Island would be ready to tackle another pandemic – Dr Brink
IF GUERNSEY faces another Covid pandemic, the island will be ready to tackle it, director of Public Health Dr Nicola Brink has said.
Dr Brink was the face of Guernsey’s medical response to pandemic and was involved with the production of the 115-page response report.
Guernsey began on-island testing for the Covid virus on 27 March 2020, and it was seen by many, including Dr Brink, as a decisive moment in the island’s navigation of the pandemic.
‘Our testing obviously was of pivotal importance, but we need to retain that expertise and retain the equipment,’ she said.
‘So if we’re faced with it again, we can seamlessly go to testing. And what we’re doing is looking at using the methodologies and the equipment in other areas on the island.
‘So at the moment, we’re looking at a project to detect certain non-native invasive species. So same technology, same equipment is being used for a different aspect of island life.’
Reflecting on the Covid report, she identified the tabletop pandemic practise exercise that she and her team went through in late 2019, prior to Covid, as critical for the island’s successful response.
‘We had no knowledge that we were going to face a pandemic in two months’ time,’ she said.
‘After I started in the role we felt that we needed to at least go through a tabletop where we considered the impact of a pandemic on the island.
‘The main plan at that stage was for an influenza pandemic, but during that exercise, we acknowledged we might face a pandemic by another virus. That preparedness was absolutely integral and put us on a firmer footing when we were faced with the real thing.’
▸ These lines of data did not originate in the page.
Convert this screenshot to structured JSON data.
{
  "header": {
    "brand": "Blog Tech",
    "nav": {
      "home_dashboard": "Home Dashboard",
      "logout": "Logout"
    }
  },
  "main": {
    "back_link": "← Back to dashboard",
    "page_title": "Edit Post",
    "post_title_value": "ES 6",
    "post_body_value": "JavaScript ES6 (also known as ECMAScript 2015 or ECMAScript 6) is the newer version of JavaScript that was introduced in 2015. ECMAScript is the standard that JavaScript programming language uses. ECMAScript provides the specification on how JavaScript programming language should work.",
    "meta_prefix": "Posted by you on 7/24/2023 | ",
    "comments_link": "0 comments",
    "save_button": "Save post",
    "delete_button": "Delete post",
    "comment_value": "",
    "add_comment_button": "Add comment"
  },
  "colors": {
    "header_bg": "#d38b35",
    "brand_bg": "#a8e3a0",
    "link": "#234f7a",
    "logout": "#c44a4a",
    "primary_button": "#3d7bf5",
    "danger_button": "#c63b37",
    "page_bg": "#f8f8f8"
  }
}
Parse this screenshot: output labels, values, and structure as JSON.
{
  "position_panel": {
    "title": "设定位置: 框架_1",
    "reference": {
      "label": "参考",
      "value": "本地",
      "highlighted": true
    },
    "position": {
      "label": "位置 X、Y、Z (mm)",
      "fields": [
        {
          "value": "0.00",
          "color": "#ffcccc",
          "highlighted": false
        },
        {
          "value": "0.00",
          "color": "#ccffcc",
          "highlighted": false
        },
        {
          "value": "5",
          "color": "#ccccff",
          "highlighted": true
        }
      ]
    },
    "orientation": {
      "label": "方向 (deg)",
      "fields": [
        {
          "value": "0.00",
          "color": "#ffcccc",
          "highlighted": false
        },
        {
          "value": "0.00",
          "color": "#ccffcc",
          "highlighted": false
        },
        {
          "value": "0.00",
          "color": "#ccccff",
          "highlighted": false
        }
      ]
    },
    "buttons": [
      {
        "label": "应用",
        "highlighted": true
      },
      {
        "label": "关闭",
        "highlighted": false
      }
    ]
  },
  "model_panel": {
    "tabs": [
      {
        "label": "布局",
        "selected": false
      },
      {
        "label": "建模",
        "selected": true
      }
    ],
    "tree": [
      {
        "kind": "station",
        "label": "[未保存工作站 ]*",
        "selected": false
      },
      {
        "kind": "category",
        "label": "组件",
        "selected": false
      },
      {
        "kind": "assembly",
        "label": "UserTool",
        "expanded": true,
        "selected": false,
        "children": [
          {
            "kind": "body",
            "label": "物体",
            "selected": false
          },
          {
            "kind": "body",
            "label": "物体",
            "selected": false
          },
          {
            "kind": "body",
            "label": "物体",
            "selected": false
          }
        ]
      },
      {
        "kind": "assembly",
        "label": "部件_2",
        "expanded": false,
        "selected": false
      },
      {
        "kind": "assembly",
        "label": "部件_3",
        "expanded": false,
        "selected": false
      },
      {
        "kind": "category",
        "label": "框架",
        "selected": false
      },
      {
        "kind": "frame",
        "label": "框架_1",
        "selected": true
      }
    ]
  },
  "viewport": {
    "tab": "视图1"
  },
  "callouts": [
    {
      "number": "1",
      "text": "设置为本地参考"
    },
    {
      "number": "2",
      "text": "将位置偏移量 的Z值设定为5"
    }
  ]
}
And her role as the public face of the island's response actually came out of that exercise.
‘The importance of communication was identified in the 2019 pandemic planning, we thought it was important not to be an anonymous person, that actually being a named person, taking accountability for decisions, facing islanders and trying to explain the decision-making process, was very important.’
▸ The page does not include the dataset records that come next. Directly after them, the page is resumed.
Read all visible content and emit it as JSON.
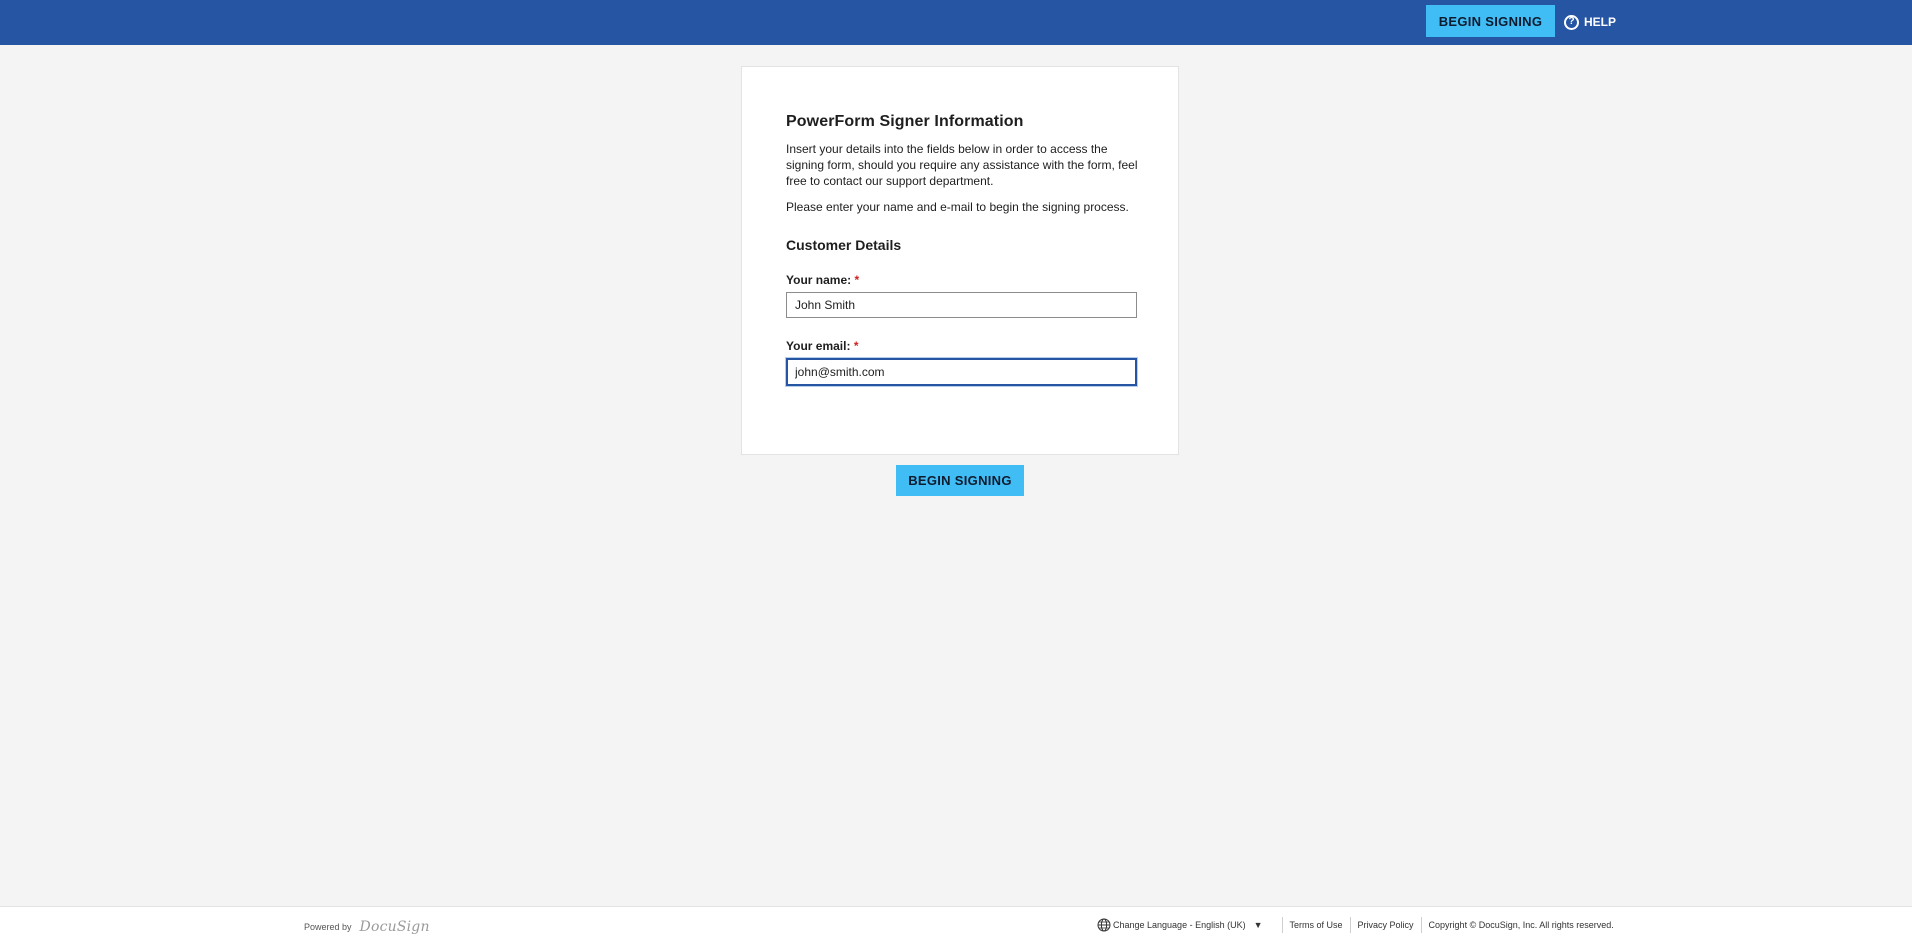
{
  "header": {
    "begin_signing": "BEGIN SIGNING",
    "help": "HELP",
    "help_icon": "question-circle-icon"
  },
  "card": {
    "title": "PowerForm Signer Information",
    "intro": "Insert your details into the fields below in order to access the signing form, should you require any assistance with the form, feel free to contact our support department.",
    "instruction": "Please enter your name and e-mail to begin the signing process.",
    "section_title": "Customer Details",
    "name_label": "Your name:",
    "name_value": "John Smith",
    "email_label": "Your email:",
    "email_value": "john@smith.com",
    "required_marker": "*"
  },
  "main": {
    "begin_signing": "BEGIN SIGNING"
  },
  "footer": {
    "powered_by": "Powered by",
    "logo": "DocuSign",
    "language": "Change Language - English (UK)",
    "terms": "Terms of Use",
    "privacy": "Privacy Policy",
    "copyright": "Copyright © DocuSign, Inc. All rights reserved."
  },
  "colors": {
    "header_bg": "#2655a3",
    "button_bg": "#41bdf5",
    "page_bg": "#f4f4f4",
    "required": "#cc2222"
  }
}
Another critical part of that response was how quickly public health moved to on-island testing, and it was another process that surprisingly started long before the first lockdown.
‘As we went in to December 2019, we got early warning through international sources, saying there was an unusual cluster of pneumonias, and we felt at that time we really had to prepare, and by February, we knew that we wanted to have our own on-island testing. So we started then with the equipment ordering.’
Unlike some of the senior politicians, Dr Brink was involved with the compiling of the Covid review.
‘I’m pleased that it is a very comprehensive report,’ she said.
‘We’re very happy to have any aspect of the response scrutinised. I think it’s important that we learn and I think this report gives us some very useful information.
‘What was encouraging for us, was that through two terms of government we felt listened to and our views were considered. They were challenged, of course, and appropriately so. But I think from a public health perspective, the fact that the political leadership was also working as part of that team was extremely important.’
Dr Brink said that following the review, Public Health has developed an infection plan, which will be published during the course of this year.
‘This infection plan not only looks at the management of pandemics and outbreaks,’ she said.
‘But also things like antibiotic resistance, and our whole island response to infection.’